Until recently, the term had a deceptively simple definition: war was a period of open and declared armed hostile conflict between two states or nations. But the Sept. 11 attacks and our resulting “War on Terror” show the limits of the traditional concept. War doesn’t require nations at all. In fact, from my standpoint as a biologist, war doesn’t even require humans.

In my view, war is coordinated aggression between two or more groups within a species—any species. The most common triggers are the desires or needs for territory, resources or mates. Ants are a well-known example. Ant wars are most likely to happen after periods of rapid colony growth, when the need for territorial expansion becomes dire. War may thus be an unfortunate, but natural, outcome of overcrowding driven by population growth or territory reductions.

And we don’t need to look far down our evolutionary tree to see the outcome of territorial disputes. Chimpanzees have been known to brutally kill neighbors over resources. The methods employed by our relatives are less like the large-scale combat of ants and more like special ops. Moving with stealth, troops of males penetrate the borders of a neighboring clan and start killing.
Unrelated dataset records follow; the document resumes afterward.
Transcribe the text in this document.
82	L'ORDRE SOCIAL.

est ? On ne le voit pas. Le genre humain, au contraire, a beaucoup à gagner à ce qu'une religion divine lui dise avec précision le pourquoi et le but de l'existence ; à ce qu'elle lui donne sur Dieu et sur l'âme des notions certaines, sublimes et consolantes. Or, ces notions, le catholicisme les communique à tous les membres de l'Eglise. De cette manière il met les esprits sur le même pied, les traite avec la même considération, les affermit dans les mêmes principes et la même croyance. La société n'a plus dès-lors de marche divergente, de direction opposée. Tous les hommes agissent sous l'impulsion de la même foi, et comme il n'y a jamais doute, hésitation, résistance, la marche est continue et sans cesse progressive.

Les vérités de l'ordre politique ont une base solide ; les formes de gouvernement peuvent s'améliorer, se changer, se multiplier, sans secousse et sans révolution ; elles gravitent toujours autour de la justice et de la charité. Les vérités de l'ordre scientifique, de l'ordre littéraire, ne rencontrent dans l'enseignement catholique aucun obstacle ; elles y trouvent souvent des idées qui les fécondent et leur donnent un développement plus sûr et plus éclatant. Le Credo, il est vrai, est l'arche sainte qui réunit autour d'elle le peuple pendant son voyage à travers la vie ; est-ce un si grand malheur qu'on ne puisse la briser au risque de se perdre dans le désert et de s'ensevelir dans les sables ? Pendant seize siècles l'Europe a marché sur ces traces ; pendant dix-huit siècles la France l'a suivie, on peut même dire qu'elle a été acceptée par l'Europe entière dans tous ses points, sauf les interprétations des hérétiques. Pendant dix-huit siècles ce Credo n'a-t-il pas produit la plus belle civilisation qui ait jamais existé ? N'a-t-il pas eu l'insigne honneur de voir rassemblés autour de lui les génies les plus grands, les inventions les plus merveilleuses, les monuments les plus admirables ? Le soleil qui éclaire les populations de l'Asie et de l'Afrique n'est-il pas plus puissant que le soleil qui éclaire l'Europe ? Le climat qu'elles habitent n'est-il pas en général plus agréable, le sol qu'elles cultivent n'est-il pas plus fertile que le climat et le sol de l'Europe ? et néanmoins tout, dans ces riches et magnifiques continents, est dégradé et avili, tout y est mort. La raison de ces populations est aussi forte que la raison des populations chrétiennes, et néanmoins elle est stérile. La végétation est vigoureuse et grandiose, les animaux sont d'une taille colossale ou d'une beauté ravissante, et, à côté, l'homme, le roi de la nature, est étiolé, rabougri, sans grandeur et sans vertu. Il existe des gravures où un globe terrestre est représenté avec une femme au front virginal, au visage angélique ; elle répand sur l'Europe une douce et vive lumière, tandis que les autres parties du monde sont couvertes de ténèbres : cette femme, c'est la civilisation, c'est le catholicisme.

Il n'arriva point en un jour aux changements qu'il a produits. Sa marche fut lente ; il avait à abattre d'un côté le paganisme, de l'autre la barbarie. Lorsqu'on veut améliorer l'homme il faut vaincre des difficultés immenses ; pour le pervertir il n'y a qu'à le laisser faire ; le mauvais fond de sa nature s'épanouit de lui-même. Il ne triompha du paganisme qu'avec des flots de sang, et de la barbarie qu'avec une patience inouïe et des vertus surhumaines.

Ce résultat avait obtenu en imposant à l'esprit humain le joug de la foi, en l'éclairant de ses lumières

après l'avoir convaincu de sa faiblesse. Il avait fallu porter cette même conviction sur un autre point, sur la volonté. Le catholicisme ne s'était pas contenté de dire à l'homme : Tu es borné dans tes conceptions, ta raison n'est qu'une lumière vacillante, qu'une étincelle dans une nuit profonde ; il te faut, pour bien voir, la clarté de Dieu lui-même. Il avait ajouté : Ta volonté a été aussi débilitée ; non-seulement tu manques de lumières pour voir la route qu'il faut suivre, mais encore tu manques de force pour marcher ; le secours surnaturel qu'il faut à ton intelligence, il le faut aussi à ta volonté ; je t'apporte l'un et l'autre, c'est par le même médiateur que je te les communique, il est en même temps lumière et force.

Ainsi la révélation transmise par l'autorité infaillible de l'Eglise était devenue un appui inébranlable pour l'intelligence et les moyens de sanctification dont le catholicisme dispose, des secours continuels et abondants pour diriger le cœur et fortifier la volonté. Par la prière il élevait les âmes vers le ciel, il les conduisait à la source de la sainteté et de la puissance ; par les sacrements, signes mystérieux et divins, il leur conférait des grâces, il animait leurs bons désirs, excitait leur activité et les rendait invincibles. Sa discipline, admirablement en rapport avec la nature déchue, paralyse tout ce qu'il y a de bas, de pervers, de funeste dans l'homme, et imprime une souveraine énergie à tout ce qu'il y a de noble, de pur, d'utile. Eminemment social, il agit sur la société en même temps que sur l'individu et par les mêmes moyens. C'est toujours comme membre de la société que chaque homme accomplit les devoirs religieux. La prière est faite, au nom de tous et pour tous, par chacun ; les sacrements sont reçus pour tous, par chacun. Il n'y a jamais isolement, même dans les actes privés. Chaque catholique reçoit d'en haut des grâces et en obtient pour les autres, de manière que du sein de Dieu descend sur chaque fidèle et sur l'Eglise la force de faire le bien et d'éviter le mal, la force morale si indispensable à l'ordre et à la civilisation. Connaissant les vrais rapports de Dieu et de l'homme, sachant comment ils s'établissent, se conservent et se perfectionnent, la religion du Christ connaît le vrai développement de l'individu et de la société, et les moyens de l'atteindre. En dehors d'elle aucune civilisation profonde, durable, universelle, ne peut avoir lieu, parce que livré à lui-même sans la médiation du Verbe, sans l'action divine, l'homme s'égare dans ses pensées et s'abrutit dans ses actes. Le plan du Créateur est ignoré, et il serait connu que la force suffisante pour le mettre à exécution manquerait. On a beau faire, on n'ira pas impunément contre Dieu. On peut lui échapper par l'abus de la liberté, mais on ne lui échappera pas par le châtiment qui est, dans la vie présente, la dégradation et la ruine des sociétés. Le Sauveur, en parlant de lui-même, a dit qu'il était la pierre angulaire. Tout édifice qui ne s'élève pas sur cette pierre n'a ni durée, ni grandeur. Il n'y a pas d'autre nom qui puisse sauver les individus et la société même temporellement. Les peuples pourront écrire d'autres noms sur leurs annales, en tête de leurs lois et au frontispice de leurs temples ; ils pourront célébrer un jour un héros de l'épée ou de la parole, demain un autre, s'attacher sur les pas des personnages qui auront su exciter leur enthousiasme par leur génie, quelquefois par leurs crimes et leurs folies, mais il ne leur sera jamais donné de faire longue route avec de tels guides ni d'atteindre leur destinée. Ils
If war includes killing that goes on sequentially instead of simultaneously, then chimps wage war.

Knowing that ants, chimps and others engage in wars over territory may not add much to our understanding of the basic nature and triggers of war. Indeed, I stood on the Iraqi border in 1991 precisely because Kuwait had oil that Iraq coveted. But knowing that war is not unique to humans, that we didn’t invent it, is darkly informative. It suggests that war stems from a biological trait—and biological traits, as we know, can be overcome. If war were a quirk of evolution and nothing more, we might manage to deposit it on the scrapheap of history.

But with human warfare, both evolution and culture play a role. Our evolved tendencies relate to survival and reproduction, and these things are at least tangible, measurable. Historically, acquiring resources to support these tendencies would have involved personal risk, and thus would have lent itself to some rational cost-benefit analysis. Where we differ from other warring species is in the cultural reasons we slaughter each other: for religion, for honor, for “our way of life.”

Not only do we invent intangible excuses for war, we do something that no other animals do: we have individuals declaring war while leaving the fighting to others. A rational cost-benefit analysis is impossible when what you fight for is immeasurable, and when those who declare war do not incur the risks of those who prosecute it. For humans today, in large part, war is a cultural trait with evolutionary roots. In a world where resources are being depleted, populations are growing and philosophical divides are expanding, we will have to battle both nature and culture if we want to see the end of war.

On an individual level, that battle can be won. After returning from the front lines of the Persian Gulf War, I received my third and final honorable discharge from the U.S. Army—this last one as a conscientious objector. It remains unclear to me, however, if that battle can be won at the collective level.

Moving beyond war depends on our ability to resist evolved tendencies and to reject cultural ones. Resisting evolved tendencies is easier than you might think. Selection maximizes fitness, not happiness, and once you recognize that some biological urges—such as cheating on your partner—are likely to decrease your long-term happiness, you can use your cultural knowledge to make better decisions.

Cultural tendencies are more insidious. We are social animals who form, and defend, groups. When groups collide, group identity often trumps individual identity. And when you believe that what you are fighting for—religion or honor, for example—will ultimately bring you or your family happiness, then fighting may feel worth the sacrifice. As such, my answer to the question “Will we always have war?” is ever the same: “I hope not, but I fear so.”

This article first appeared in the Winter 2014 issue of Tufts Magazine.

Philip Starks, an associate professor of biology at Tufts, studies the social behavior of animals.